When I am on the Internet, I often hear young people thinking about going into medicine because they are looking for meaning. This is a rather altruistic and noble vision, to pursue a career that benefits the world and humanity, and it is one that I held when I was younger, but it is sadly very naive, and very misleading.

Like many teenagers, I really struggled with the question of why do I exist and what is my purpose. It is really the first time we are aware that our lives can have a purpose. So I sought out a raison d'etre. I wanted a mission. Medicine really appealed to me because I could heal the sick, and the role of healer is full of meaning and purpose. If I could just put on the cloak of physician, then I too could have meaning, by extension.

However, the ugly truth is: a job is a job. There is nothing more or less meaningful about any job, and all jobs have meaning and purpose to someone. A plumber gives us running water and sanitary disposal of waste water. Without this, cholera would still be a worldwide killer. A janitor lets us have clean and safe facilities to use, whether at our work or places we visit. A chef prepares food for us for nourishment and pleasure. Every job offers some level of purpose. So the key is not finding a job full of meaning. Having a job full of meaning does not make YOU meaningful. It only gives you responsibilities and expectations.

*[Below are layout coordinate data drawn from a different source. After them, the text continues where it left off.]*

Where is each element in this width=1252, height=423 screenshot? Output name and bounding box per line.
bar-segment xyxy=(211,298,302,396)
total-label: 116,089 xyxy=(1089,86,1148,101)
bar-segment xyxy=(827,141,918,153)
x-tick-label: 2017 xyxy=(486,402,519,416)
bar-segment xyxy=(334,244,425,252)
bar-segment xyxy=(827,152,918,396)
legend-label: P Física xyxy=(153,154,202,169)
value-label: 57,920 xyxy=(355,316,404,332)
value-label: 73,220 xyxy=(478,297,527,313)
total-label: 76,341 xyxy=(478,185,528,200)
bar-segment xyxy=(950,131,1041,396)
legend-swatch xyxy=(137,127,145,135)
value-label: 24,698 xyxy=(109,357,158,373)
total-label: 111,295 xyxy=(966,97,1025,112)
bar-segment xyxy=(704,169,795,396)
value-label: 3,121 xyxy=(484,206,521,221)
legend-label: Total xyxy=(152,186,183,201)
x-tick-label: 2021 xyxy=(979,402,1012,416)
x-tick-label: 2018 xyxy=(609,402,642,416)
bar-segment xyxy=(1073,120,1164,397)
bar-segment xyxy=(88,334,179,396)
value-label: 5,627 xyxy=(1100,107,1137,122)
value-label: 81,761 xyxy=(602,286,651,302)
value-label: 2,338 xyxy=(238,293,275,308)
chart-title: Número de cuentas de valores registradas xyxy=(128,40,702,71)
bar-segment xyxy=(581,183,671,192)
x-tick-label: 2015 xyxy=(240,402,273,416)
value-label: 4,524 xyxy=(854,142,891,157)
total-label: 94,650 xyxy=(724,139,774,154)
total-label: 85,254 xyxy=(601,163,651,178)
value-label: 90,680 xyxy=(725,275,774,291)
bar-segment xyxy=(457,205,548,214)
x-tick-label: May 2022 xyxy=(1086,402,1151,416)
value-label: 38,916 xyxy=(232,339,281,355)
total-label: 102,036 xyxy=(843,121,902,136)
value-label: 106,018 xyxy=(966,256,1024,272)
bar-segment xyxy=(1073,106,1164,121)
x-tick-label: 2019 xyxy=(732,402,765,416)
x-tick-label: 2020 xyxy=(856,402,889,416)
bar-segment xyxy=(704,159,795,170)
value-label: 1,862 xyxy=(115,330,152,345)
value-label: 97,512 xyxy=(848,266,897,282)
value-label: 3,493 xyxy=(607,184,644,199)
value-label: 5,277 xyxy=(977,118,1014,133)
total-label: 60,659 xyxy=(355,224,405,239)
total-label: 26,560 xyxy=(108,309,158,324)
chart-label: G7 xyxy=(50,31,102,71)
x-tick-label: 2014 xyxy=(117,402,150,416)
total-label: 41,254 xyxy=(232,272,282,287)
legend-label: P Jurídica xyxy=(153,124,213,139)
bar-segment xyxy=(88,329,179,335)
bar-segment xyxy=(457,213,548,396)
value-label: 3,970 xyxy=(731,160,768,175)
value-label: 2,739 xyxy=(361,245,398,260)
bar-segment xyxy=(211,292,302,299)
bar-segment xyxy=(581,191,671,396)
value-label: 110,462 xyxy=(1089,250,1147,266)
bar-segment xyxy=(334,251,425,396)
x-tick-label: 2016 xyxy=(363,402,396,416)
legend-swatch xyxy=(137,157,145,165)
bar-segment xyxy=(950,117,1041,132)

In residency, I responded to a code for a lady in her 20's. I hadn't been phased by codes in a long time, but she was so young, and with so much life ahead. And somehow, I managed to bring this one back. Even though it was probably more luck than skill, it felt good. It felt like without me, she would be dead. I put everything I had into her case. And that good feeling, it lasted for about 15 minutes before I asked a terrible, terrible question of myself. "What if that was why I was put on this earth, to save that one person? What the fuck do I do with the rest of MY life?"

I know plenty of docs with amazing skills who have saved many more than I ever will, but they hate their lives and are going through the motions, locked into a profession that demands a lot of time and energy and dedication. I have avoided this by making sure I was able to answer to answer one simple question: is what I do meaningful to me? Do I love what I am doing? That is how you find meaning.